Cynthia Davidson, Stony Brook University
Nana's build in Burn2
When I attended Burn2 last October, I came upon a build by an avatar named Nana, who was sitting in her site when I got there. It was a rectangular plot, open on one side and with a canopy above, with many brilliantly colored shapes forming walls and painting-like images displayed along them; music by “The Doors” was playing through the parcel’s audio feed. The central focus was the canopy that directed one down a pathway bracketed on both sides by pulsating bars. She spoke to me:
Nana: welcome to my build
Serena (me): hi it's very nice
Nana: make sure your music is on it is all part of it
Nana: and check it at day time and midnight
Serena: is this connected to the music?
Serena: the bars?
Nana: it represents that even in a metropolis we have stressors
Nana: even in our own minds
Nana: and this is a place to go to destress
Serena: a city in your mind?
Nana: the paintings r some of the stressors we always take with us
Serena: that's cool
Serena: so the 2d stuff, the paintings, are from reality?

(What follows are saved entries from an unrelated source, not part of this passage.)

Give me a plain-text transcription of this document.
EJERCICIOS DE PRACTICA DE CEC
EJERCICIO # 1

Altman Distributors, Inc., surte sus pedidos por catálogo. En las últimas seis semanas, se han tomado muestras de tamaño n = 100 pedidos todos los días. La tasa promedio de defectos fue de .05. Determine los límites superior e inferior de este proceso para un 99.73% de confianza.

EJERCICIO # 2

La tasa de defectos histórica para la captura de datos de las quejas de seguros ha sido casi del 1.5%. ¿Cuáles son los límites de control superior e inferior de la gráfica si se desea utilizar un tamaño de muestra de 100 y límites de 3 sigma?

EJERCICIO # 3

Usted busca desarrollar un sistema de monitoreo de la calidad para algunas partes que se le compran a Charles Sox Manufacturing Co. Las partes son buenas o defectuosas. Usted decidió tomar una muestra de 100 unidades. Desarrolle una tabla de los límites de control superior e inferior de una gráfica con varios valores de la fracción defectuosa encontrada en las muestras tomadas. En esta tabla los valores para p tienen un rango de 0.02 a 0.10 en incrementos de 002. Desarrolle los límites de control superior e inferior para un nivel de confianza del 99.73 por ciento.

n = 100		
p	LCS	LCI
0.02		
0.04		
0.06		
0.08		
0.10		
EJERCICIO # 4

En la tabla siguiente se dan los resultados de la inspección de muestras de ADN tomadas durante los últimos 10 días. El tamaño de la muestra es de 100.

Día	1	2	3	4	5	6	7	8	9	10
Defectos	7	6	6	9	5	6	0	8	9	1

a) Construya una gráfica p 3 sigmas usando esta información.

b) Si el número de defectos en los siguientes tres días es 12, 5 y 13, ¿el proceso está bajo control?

Nana: things we wont let our minds let go
I was impressed by her articulation of goals, by her instructions on how to best access the full potential of the environment, and by how eager she was to share her insights and connect with an unknown audience. This was a multimodal composition; its focus held the observer, yet did not take away from the complexity of impressions that the build provided. From the perspective of Bolter and Grusin’s study of remediation, the new media (the three-dimensional, multimodal build site in which we met) provided an immediate experience of immersion in the senses—the shapes, color, music, and even the artist’s “immediate” and “real” presence through virtual embodiment and chat. At the same time, the “older," two-dimensional media—the "paintings"—were provided a gallery by this "newer" media. Not only that, but the artist associated that "older" media with the stresses of the real world that this entire build was an escape from. In her case, the new media did hold the promise of reform for the old (which carried the symbolic significance of stress from the old life before the new media) and therefore provided a catharsis for her.